The second phase of the ethnosurvey questionnaire compiles a year-by-year life history for all household heads, and staring in 1991 spouses as well, including a childbearing history, a property history, a housing history, a business history, and a labor history. The goal of this phase is to capture occupational mobility, health status, migration history, and family formation.

Phase 3

The third and final phase of the questionnaire gathers information about the household head's experiences on his or her most recent trip to the United States, including the mode of border-crossing, the kind and number of accompanying relatives, the kind and number of relatives already present in the United States, the number of social ties that had been formed with U.S. citizens, English language ability, job characteristics, and use of U.S. social services. Starting 2017 information was also gathered on crime and violence, and in 2022 on food insecurity.

Data Coding/Weights

Data Coding and File Construction

After the ethnosurvey questionnaires are completed and revised, data are entered in Mexico.

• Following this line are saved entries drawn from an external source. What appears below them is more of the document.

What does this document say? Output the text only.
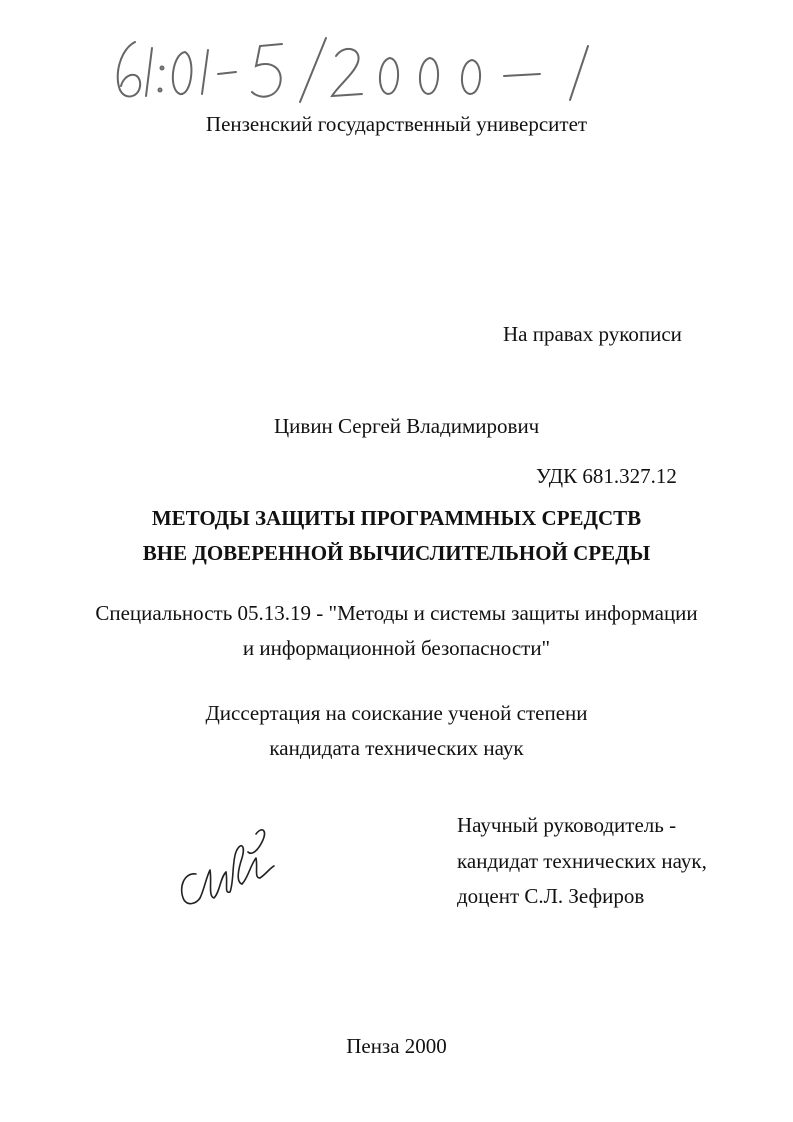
Пензенский государственный университет
На правах рукописи
Цивин Сергей Владимирович
УДК 681.327.12
МЕТОДЫ ЗАЩИТЫ ПРОГРАММНЫХ СРЕДСТВ
ВНЕ ДОВЕРЕННОЙ ВЫЧИСЛИТЕЛЬНОЙ СРЕДЫ
Специальность 05.13.19 - "Методы и системы защиты информации
и информационной безопасности"
Диссертация на соискание ученой степени
кандидата технических наук
Научный руководитель -
кандидат технических наук,
доцент С.Л. Зефиров
Пенза 2000
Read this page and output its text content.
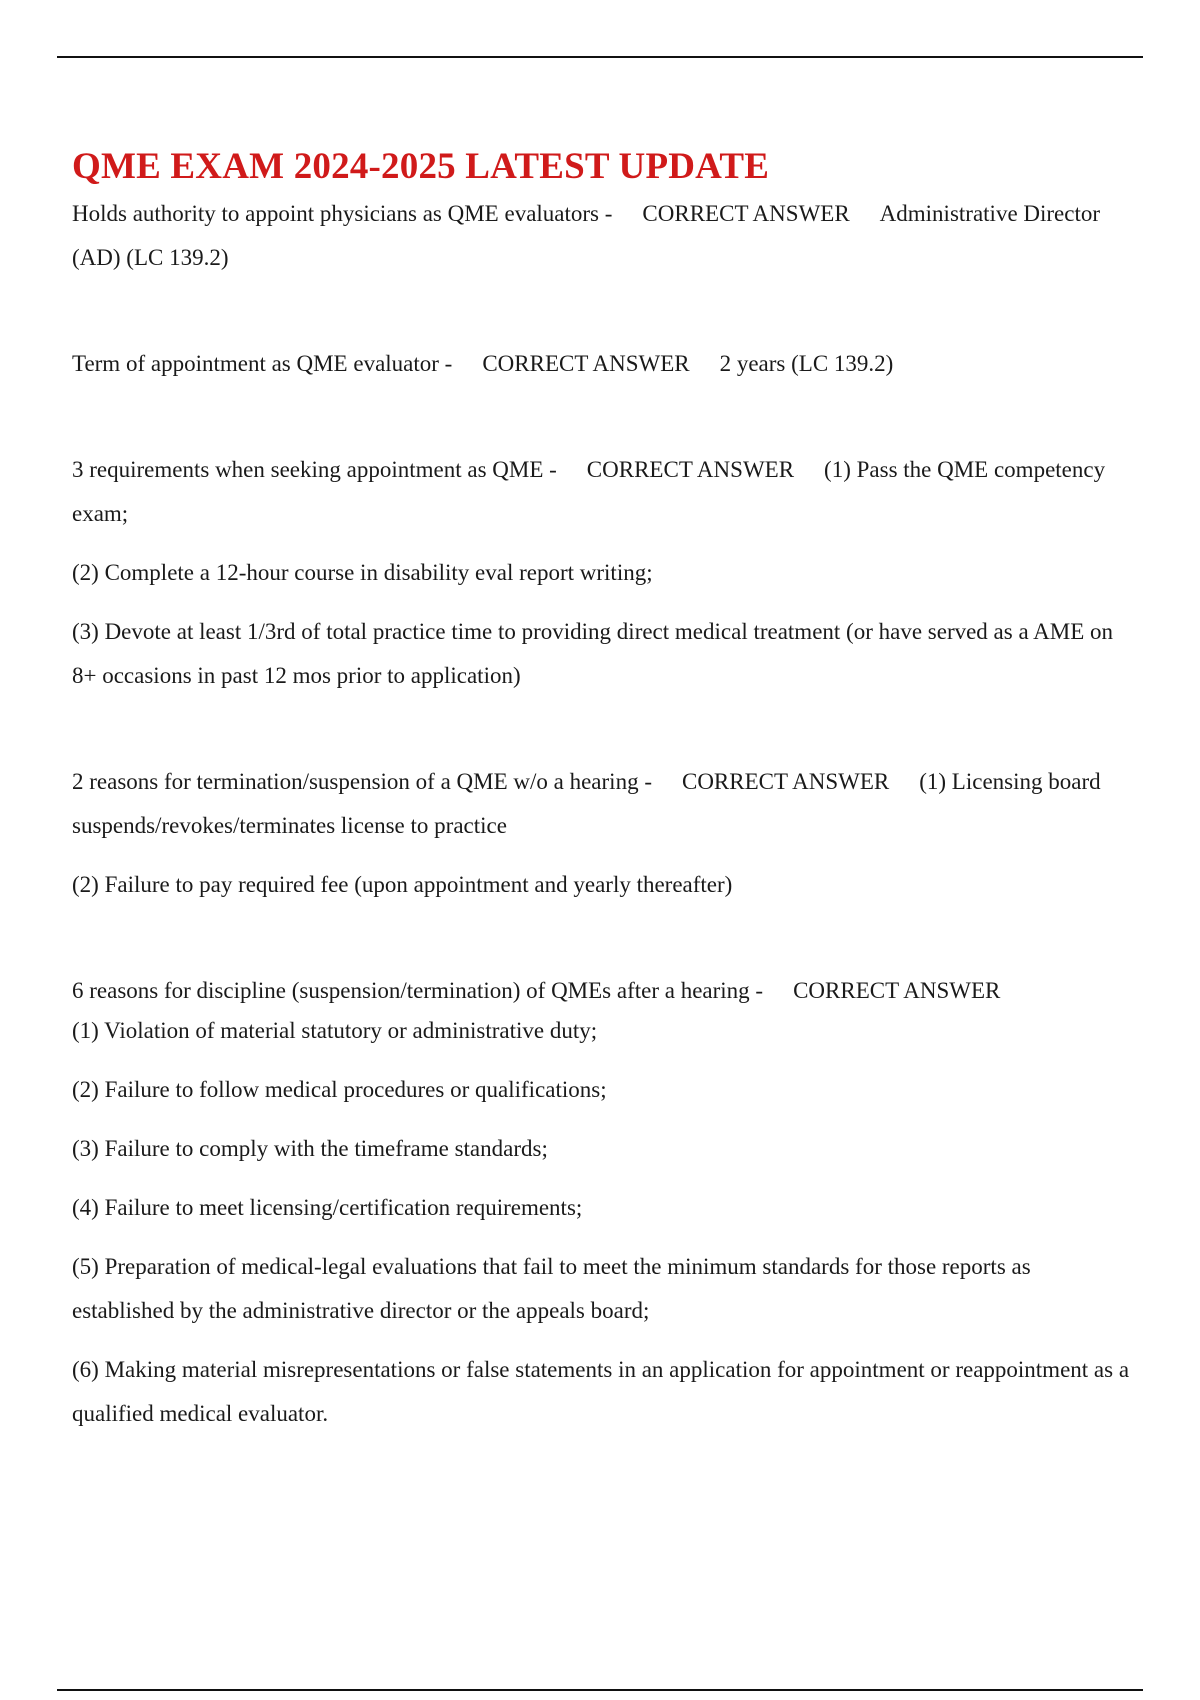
QME EXAM 2024-2025 LATEST UPDATE

Holds authority to appoint physicians as QME evaluators - CORRECT ANSWER Administrative Director (AD) (LC 139.2)

Term of appointment as QME evaluator - CORRECT ANSWER 2 years (LC 139.2)

3 requirements when seeking appointment as QME - CORRECT ANSWER (1) Pass the QME competency exam;

(2) Complete a 12-hour course in disability eval report writing;

(3) Devote at least 1/3rd of total practice time to providing direct medical treatment (or have served as a AME on 8+ occasions in past 12 mos prior to application)

2 reasons for termination/suspension of a QME w/o a hearing - CORRECT ANSWER (1) Licensing board suspends/revokes/terminates license to practice

(2) Failure to pay required fee (upon appointment and yearly thereafter)

6 reasons for discipline (suspension/termination) of QMEs after a hearing - CORRECT ANSWER

(1) Violation of material statutory or administrative duty;

(2) Failure to follow medical procedures or qualifications;

(3) Failure to comply with the timeframe standards;

(4) Failure to meet licensing/certification requirements;

(5) Preparation of medical-legal evaluations that fail to meet the minimum standards for those reports as established by the administrative director or the appeals board;

(6) Making material misrepresentations or false statements in an application for appointment or reappointment as a qualified medical evaluator.
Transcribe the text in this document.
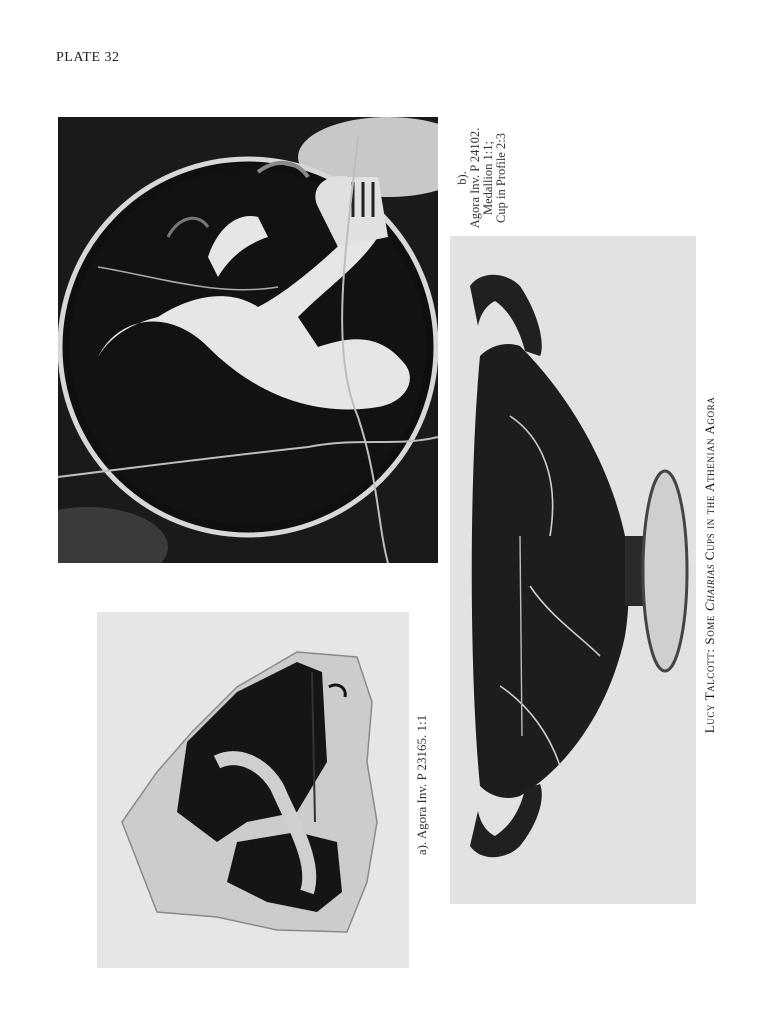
PLATE 32
b). Agora Inv. P 24102. Medallion 1:1; Cup in Profile 2:3
a). Agora Inv. P 23165. 1:1
Lucy Talcott: Some Chairias Cups in the Athenian Agora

The entry programs perform initial screening, range checks, and simple tests for logical consistency. The preliminary files are then transferred to Brown University, where additional data cleaning is performed, numeric codes are assigned to occupations and places, and the final data sets are assembled into six primary data files, each providing a unique perspective of Mexican and Central American migrants and non-migrants, their families, and their experiences. SIX primary files have been created, each corresponding to a different unit of analysis: PERS, MIG, MIGOTHER, HOUSE, LIFE and SPOUSE. Data at the community level have been compiled in the file: COMMUN.

Weights

The MMP database provides community- and sample-specific weights. For each community, there is a single weight for all households in the home country sample and another weight for all households in the US sample.

When working with pooled data from multiple communities, these weights provide the option to adjust estimates to account for the relative sizes of the sampling frames. The decision to use the weights should be based on the goal of the analysis.